El modo esencial de comunicación que le ha sido otorgado es la palabra escrita, la frase suya con fuego interno. Y esto proviene, misteriosamente por su natural acogida, desde la infancia y desde antes, desde el abuelo Santos Martínez que “hablaba y pensaba hermosamente”. Si su madre le entrega a Guillermo Blanco la palabra, porque le hace entender que “había palabras tan profundas que en cada una cabe uno entero” y le enseña a mirar las cosas dos veces “y ver lo que llevan dentro”, hasta la concepción de que un perro no es sólo eso que se contempla fuera de uno como existente, sino además “un mundo de ternura” y un reflejo de uno mismo. Esta contemplación va abarcando en el juego del niño el valor de cada ser y objeto distinto de él, que lo hace suyo y, para tenerla, ha de traducir su triple peculiaridad en palabras lo que muestra, lo que es y aquello que es para uno mismo. De ese ejercicio le nace la virtud de saber dar el mundo originalmente como se ve en sus cuentos.

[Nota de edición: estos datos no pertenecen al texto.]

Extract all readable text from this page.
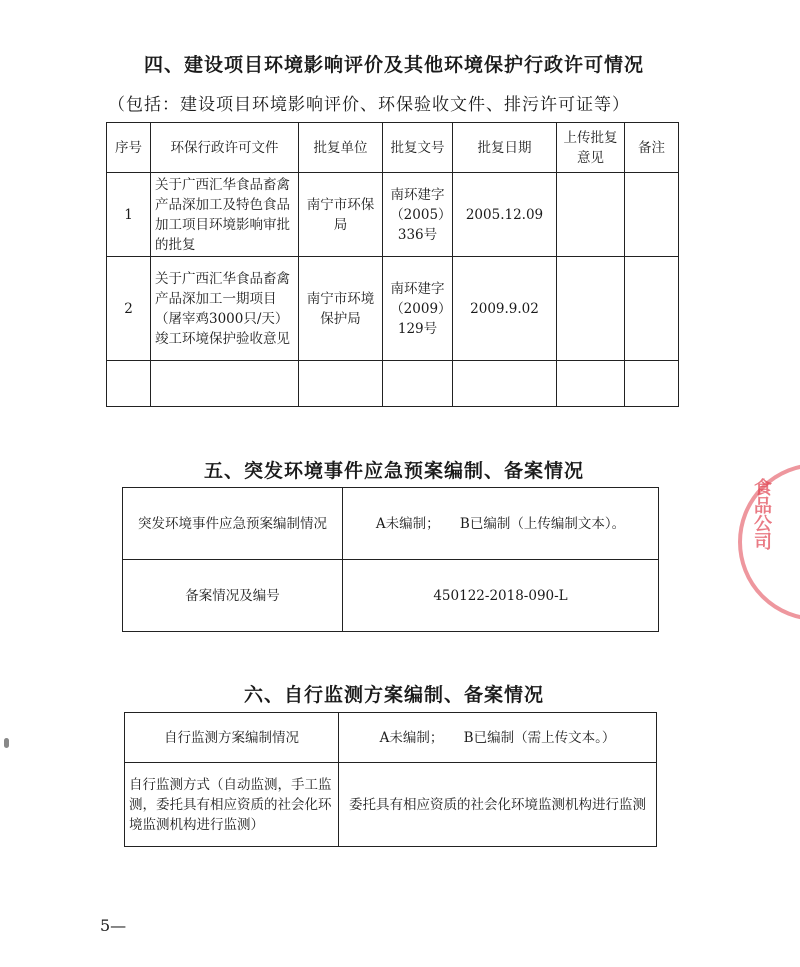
四、建设项目环境影响评价及其他环境保护行政许可情况
（包括：建设项目环境影响评价、环保验收文件、排污许可证等）
序号	环保行政许可文件	批复单位	批复文号	批复日期	上传批复意见	备注
1	关于广西汇华食品畜禽产品深加工及特色食品加工项目环境影响审批的批复	南宁市环保局	南环建字（2005）336号	2005.12.09		
2	关于广西汇华食品畜禽产品深加工一期项目（屠宰鸡3000只/天）竣工环境保护验收意见	南宁市环境保护局	南环建字（2009）129号	2009.9.02		

五、突发环境事件应急预案编制、备案情况
突发环境事件应急预案编制情况	A未编制；　　B已编制（上传编制文本）。
备案情况及编号	450122-2018-090-L
六、自行监测方案编制、备案情况
自行监测方案编制情况	A未编制；　　B已编制（需上传文本。）
自行监测方式（自动监测，手工监测，委托具有相应资质的社会化环境监测机构进行监测）	委托具有相应资质的社会化环境监测机构进行监测
5—
食品公司
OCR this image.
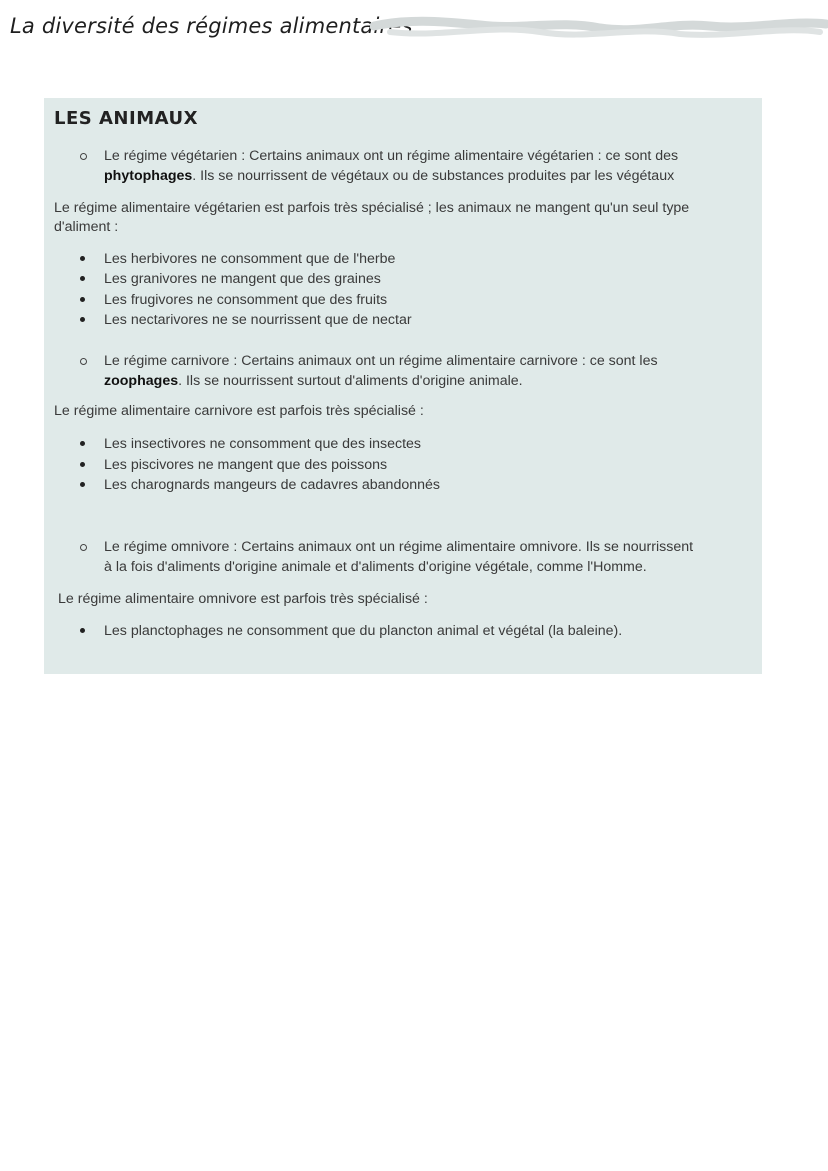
La diversité des régimes alimentaires
LES ANIMAUX
Le régime végétarien : Certains animaux ont un régime alimentaire végétarien : ce sont des
phytophages. Ils se nourrissent de végétaux ou de substances produites par les végétaux
Le régime alimentaire végétarien est parfois très spécialisé ; les animaux ne mangent qu'un seul type
d'aliment :
Les herbivores ne consomment que de l'herbe
Les granivores ne mangent que des graines
Les frugivores ne consomment que des fruits
Les nectarivores ne se nourrissent que de nectar
Le régime carnivore : Certains animaux ont un régime alimentaire carnivore : ce sont les
zoophages. Ils se nourrissent surtout d'aliments d'origine animale.
Le régime alimentaire carnivore est parfois très spécialisé :
Les insectivores ne consomment que des insectes
Les piscivores ne mangent que des poissons
Les charognards mangeurs de cadavres abandonnés
Le régime omnivore : Certains animaux ont un régime alimentaire omnivore. Ils se nourrissent
à la fois d'aliments d'origine animale et d'aliments d'origine végétale, comme l'Homme.
Le régime alimentaire omnivore est parfois très spécialisé :
Les planctophages ne consomment que du plancton animal et végétal (la baleine).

Para Guillermo Blanco cada obra es una individualidad, hecha del brote espontáneo, del saber no sabiendo, de la libertad tremenda y fascinante con que se mueven los protagonistas y no pueden reducirse a priori, más allá de la propia necesidad originaria de la obra, a estructuras útiles, sistemas, técnicas, porque no existe técnica querida donde el hombre actúa con todo dramatismo exultante de su libre albedrío; no existe técnica para realizar obra de arte así, así como no existe para enamorarse, para creer en Dios o para ser joven, escribe en un ensayo sobre “¿Crisis de la novela?”

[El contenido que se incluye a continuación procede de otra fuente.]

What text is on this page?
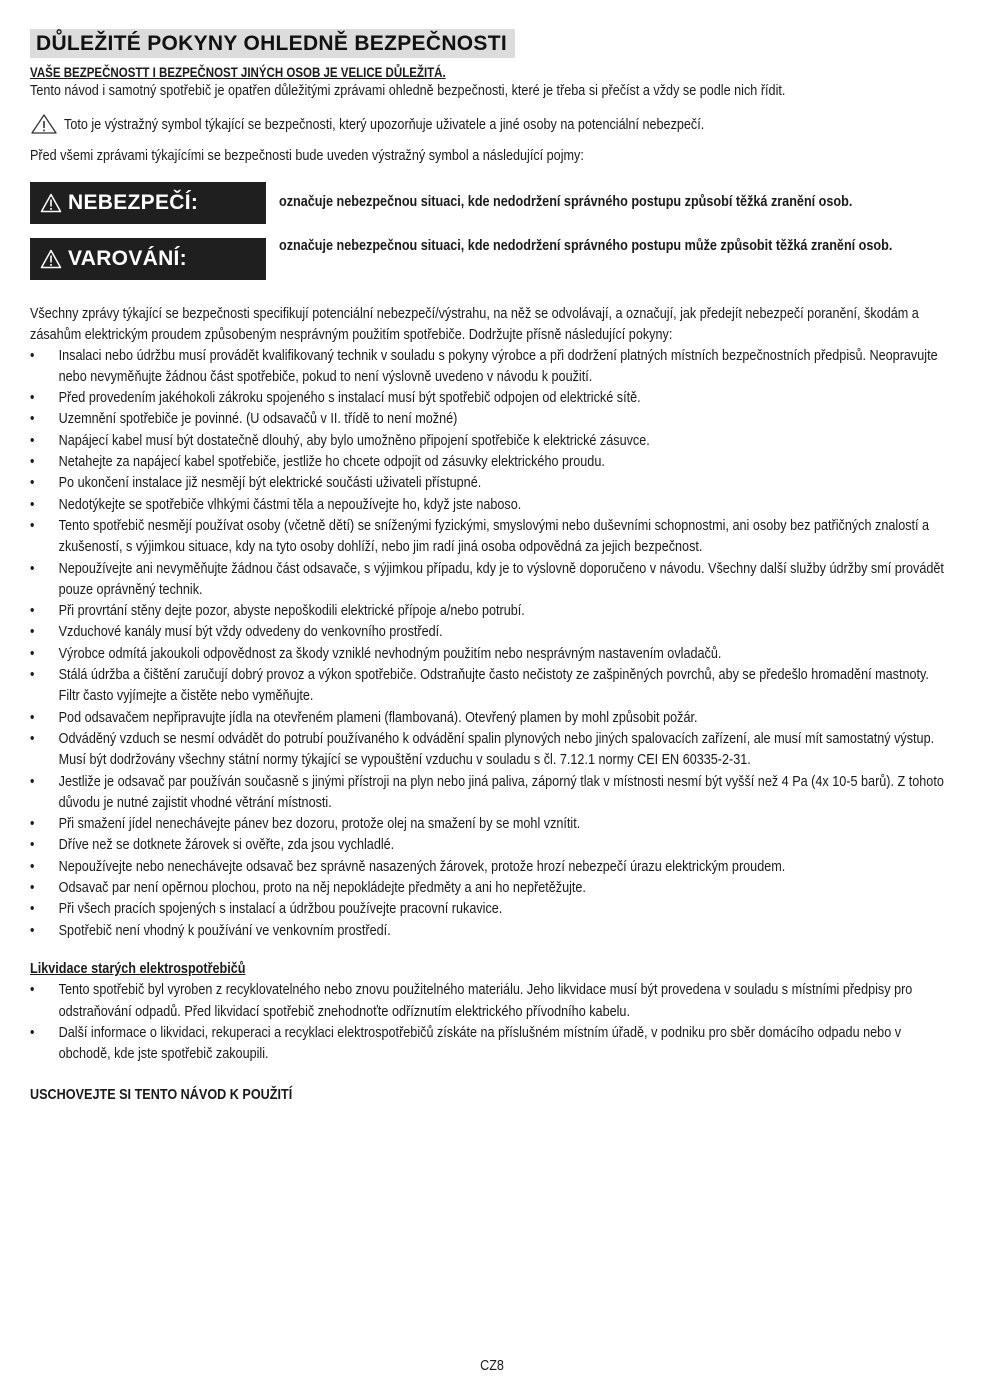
DŮLEŽITÉ POKYNY OHLEDNĚ BEZPEČNOSTI
VAŠE BEZPEČNOSTT I BEZPEČNOST JINÝCH OSOB JE VELICE DŮLEŽITÁ.
Tento návod i samotný spotřebič je opatřen důležitými zprávami ohledně bezpečnosti, které je třeba si přečíst a vždy se podle nich řídit.
Toto je výstražný symbol týkající se bezpečnosti, který upozorňuje uživatele a jiné osoby na potenciální nebezpečí.
Před všemi zprávami týkajícími se bezpečnosti bude uveden výstražný symbol a následující pojmy:
NEBEZPEČÍ:	označuje nebezpečnou situaci, kde nedodržení správného postupu způsobí těžká zranění osob.
VAROVÁNÍ:
označuje nebezpečnou situaci, kde nedodržení správného postupu může způsobit těžká zranění osob.
Všechny zprávy týkající se bezpečnosti specifikují potenciální nebezpečí/výstrahu, na něž se odvolávají, a označují, jak předejít nebezpečí poranění, škodám a zásahům elektrickým proudem způsobeným nesprávným použitím spotřebiče. Dodržujte přísně následující pokyny:
• Insalaci nebo údržbu musí provádět kvalifikovaný technik v souladu s pokyny výrobce a při dodržení platných místních bezpečnostních předpisů. Neopravujte nebo nevyměňujte žádnou část spotřebiče, pokud to není výslovně uvedeno v návodu k použití.
• Před provedením jakéhokoli zákroku spojeného s instalací musí být spotřebič odpojen od elektrické sítě.
• Uzemnění spotřebiče je povinné. (U odsavačů v II. třídě to není možné)
• Napájecí kabel musí být dostatečně dlouhý, aby bylo umožněno připojení spotřebiče k elektrické zásuvce.
• Netahejte za napájecí kabel spotřebiče, jestliže ho chcete odpojit od zásuvky elektrického proudu.
• Po ukončení instalace již nesmějí být elektrické součásti uživateli přístupné.
• Nedotýkejte se spotřebiče vlhkými částmi těla a nepoužívejte ho, když jste naboso.
• Tento spotřebič nesmějí používat osoby (včetně dětí) se sníženými fyzickými, smyslovými nebo duševními schopnostmi, ani osoby bez patřičných znalostí a zkušeností, s výjimkou situace, kdy na tyto osoby dohlíží, nebo jim radí jiná osoba odpovědná za jejich bezpečnost.
• Nepoužívejte ani nevyměňujte žádnou část odsavače, s výjimkou případu, kdy je to výslovně doporučeno v návodu. Všechny další služby údržby smí provádět pouze oprávněný technik.
• Při provrtání stěny dejte pozor, abyste nepoškodili elektrické přípoje a/nebo potrubí.
• Vzduchové kanály musí být vždy odvedeny do venkovního prostředí.
• Výrobce odmítá jakoukoli odpovědnost za škody vzniklé nevhodným použitím nebo nesprávným nastavením ovladačů.
• Stálá údržba a čištění zaručují dobrý provoz a výkon spotřebiče. Odstraňujte často nečistoty ze zašpiněných povrchů, aby se předešlo hromadění mastnoty. Filtr často vyjímejte a čistěte nebo vyměňujte.
• Pod odsavačem nepřipravujte jídla na otevřeném plameni (flambovaná). Otevřený plamen by mohl způsobit požár.
• Odváděný vzduch se nesmí odvádět do potrubí používaného k odvádění spalin plynových nebo jiných spalovacích zařízení, ale musí mít samostatný výstup. Musí být dodržovány všechny státní normy týkající se vypouštění vzduchu v souladu s čl. 7.12.1 normy CEI EN 60335-2-31.
• Jestliže je odsavač par používán současně s jinými přístroji na plyn nebo jiná paliva, záporný tlak v místnosti nesmí být vyšší než 4 Pa (4x 10-5 barů). Z tohoto důvodu je nutné zajistit vhodné větrání místnosti.
• Při smažení jídel nenechávejte pánev bez dozoru, protože olej na smažení by se mohl vznítit.
• Dříve než se dotknete žárovek si ověřte, zda jsou vychladlé.
• Nepoužívejte nebo nenechávejte odsavač bez správně nasazených žárovek, protože hrozí nebezpečí úrazu elektrickým proudem.
• Odsavač par není opěrnou plochou, proto na něj nepokládejte předměty a ani ho nepřetěžujte.
• Při všech pracích spojených s instalací a údržbou používejte pracovní rukavice.
• Spotřebič není vhodný k používání ve venkovním prostředí.
Likvidace starých elektrospotřebičů
• Tento spotřebič byl vyroben z recyklovatelného nebo znovu použitelného materiálu. Jeho likvidace musí být provedena v souladu s místními předpisy pro odstraňování odpadů. Před likvidací spotřebič znehodnoťte odříznutím elektrického přívodního kabelu.
• Další informace o likvidaci, rekuperaci a recyklaci elektrospotřebičů získáte na příslušném místním úřadě, v podniku pro sběr domácího odpadu nebo v obchodě, kde jste spotřebič zakoupili.
USCHOVEJTE SI TENTO NÁVOD K POUŽITÍ
CZ8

La medida de todas las cosas y de las obras es el hombre con sus creencias, con su ser mutilado o pleno de esperanzas en medida de la tormenta o la noche oscura, con su respeto por ciertos valores y la claridad insobornable de su visión. En este sentido, Guillermo Blanco es ejemplar, auténtico, valioso.
Sarcasmo, seriedad; humor y sentido trágico; dominio del oficio sin triquiñuelas periodísticas; sentido cabal de la medida; respeto por la palabra que hace al hombre que lo define, que lo deja viviendo más allá de la muerte, podrían ser algunos de los elementos visibles en la obra de Guillermo Blanco. Pero, ¿la ternura soterrada, la piedad por la libertad humana que lleva al hombre a traicionarse a sí mismo, a sentirla como un peso en vez de riqueza y responsabilidad, no están en su obra? Todo ello y mucho más, pero no quiero ser lucubrador en el objeto de lucubraciones. La obra está allí límpida y abierta, castellana y chilena, llamándonos para que cada uno seamos los testigos de su verdad humana y su belleza intelectual.
La Academia Chilena nos ha confiado el honor de recibir al nuevo miembro de número, el que colaborará en sus tareas después de demostrar su amor por la verdad y riqueza del idioma, y que puede ayudar plenamente porque es plenamente.